"O saber leigo, portanto, não é um “não-saber”, mas um conhecimento regulado pelo inconsciente"
Hoje é comum confundirmos as distintas profissões de psiquiatra e psicólogo com a ocupação de psicanalista. Para muitos não há diferença, mas cada um é singular naquilo que é, ou seja, possui suas atribuições e particularidades que não devem ser confundidas.
Para começar, o psiquiatra é alguém que fez Medicina. O psicólogo frequentou a graduação em Psicologia. E a Psicanálise? O próprio pai da disciplina responde em seu texto “A questão da análise leiga” publicado em 1926.
O objetivo de Freud foi dizer que o saber analítico não se aprende na universidade.

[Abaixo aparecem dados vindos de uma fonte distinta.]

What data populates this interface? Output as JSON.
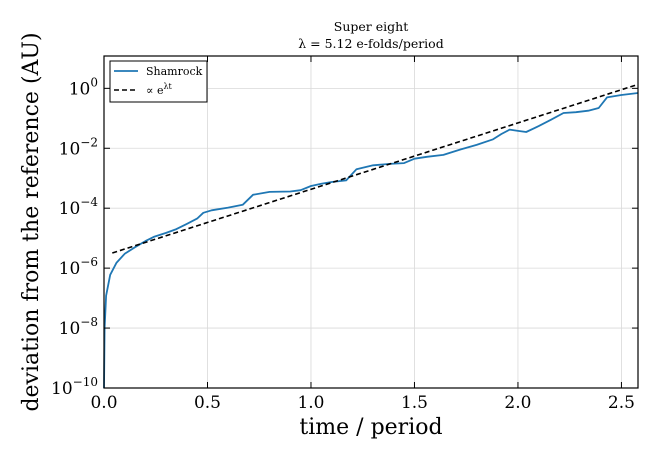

É mais um texto revolucionário para sua época e os dias atuais, em que algumas correntes psicológicas tentam se apropriar do inapropriável.
Na realidade, o texto é fundamental para a defesa do psicanalista Theodor Reik que foi acusado, na época, de curandeirismo ante um tribunal de Viena. Contudo, a posição de Sigmund Freud é clara a este respeito. Ele defende o exercício da prática psicanalítica apenas por aqueles que tiverem realizado o percurso de análise.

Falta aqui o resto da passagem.